The underlying mechanism of frailty mimics cachexia caused by disturbances in proportions of body fat, low- levels of leptin and high levels of pro-inflammatory cytokines. Domains that make up the frailty syndrome have been utilized in geriatric research over the years and includes combination of mobility, strength, balance, motor processing, cognition, nutrition, endurance and physical activity [49]. Hence a comprehensive assessment of both physical and cognitive domains helps cover global dimensions of frailty and its impact on health outcomes. Prior studies have highlighted frailty to be associated with poor screening outcomes, [50] response to chemotherapy and overall mortality and morbidity [51,52]. Additionally, frailty has shown to be associated with increased healthcare utilization and falls [53] as well as increased risk of multi-morbidity and polypharmacy and associated adverse events [54,55]. Moreover, as frailty impacts lifeexpectancy, understanding benefits and harms associated with LCS by levels of frailty remains unexplored and needs to be emphasized in future lung cancer screening studies.

Current evidence from community settings and future directions

Recently published studies provide conflicting evidence of success of lung cancer screening in community settings [56-63]. Although a couple studies indicated that screening was feasible and found results similar to those in the NLST [64,58,62], others reported hurdles regarding screening program implementation, including limited resources to manage abnormal findings [59], low patient volumes [60], or unanticipated extensive follow-up of incidental findings [64]. Moreover, limited evidence exists how individuals with limited life expectancy are ascertained in the context of LCS. Assessment of a person’s life expectancy can play a crucial role in identifying high risk individuals with favorable life expectancy that might benefit from early detection, as well as in limiting harms associated with over diagnosis and complications in individuals with limited life expectancy.

The uptake of lung cancer screening among the general population in the United States remains relatively low.
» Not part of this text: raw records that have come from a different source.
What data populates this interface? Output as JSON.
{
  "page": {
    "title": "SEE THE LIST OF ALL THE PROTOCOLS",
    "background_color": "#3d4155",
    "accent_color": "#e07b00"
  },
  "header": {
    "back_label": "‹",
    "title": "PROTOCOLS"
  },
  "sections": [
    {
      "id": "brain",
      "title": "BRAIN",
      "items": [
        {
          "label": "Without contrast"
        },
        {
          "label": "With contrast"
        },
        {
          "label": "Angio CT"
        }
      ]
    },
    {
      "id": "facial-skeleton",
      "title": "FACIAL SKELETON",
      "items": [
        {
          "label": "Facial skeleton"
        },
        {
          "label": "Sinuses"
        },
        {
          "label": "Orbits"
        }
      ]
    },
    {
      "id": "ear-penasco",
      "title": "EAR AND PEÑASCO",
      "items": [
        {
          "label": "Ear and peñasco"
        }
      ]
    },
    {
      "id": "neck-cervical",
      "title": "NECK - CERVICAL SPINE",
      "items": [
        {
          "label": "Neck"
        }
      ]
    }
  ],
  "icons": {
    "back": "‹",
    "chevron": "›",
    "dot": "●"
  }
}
Results from national studies show that only 1.9% of 7.6 million eligible current and former smokers underwent LDCT screening in 2016 [65]. Reasons for low uptake are multifactorial: limited knowledge of benefits and harms of LCS among primary care providers, including the presence of competing coexisting illnesses, financial barriers and system-level challenges such as preauthorization requirements, adequate access to specialty providers or low commitment at leadership levels [66,67]. Shared decision-making (SDM) is an important aspect of screening referral widely adopted after the USPSTF and CMS recommendations for the Medicare coverage of LCS [44]. Given that the goal of SDM is to provide patients with sufficient knowledge to make informed decisions about screening, updating current information about screening efficacy and contextualizing decisions in terms of comorbidity, frailty, functional status and life expectancy can help generate a more individualized approach towards improving benefits and reducing harms associated with LCS, especially among older adults with coexisting comorbidities [19].

The margin of benefit of LCS is highly uncertain among older adults with comorbidities and limited life expectancy. Further, LCS has not been empirically proven beneficial in individuals with diminished life expectancy due to comorbidity and those ages over 77 and these factors decrease the potential chance of screening benefit and likely increase the risk of harms. Given the heterogeneity in comorbidity and life expectancy among individuals undergoing LCS, it is important to optimize the selection of candidates for screening, especially among older adults beyond age 77 and with limited comorbidities. Research effort warrant evidence to inform life expectancy-based screening, particularly as screening programs disseminate into community practice.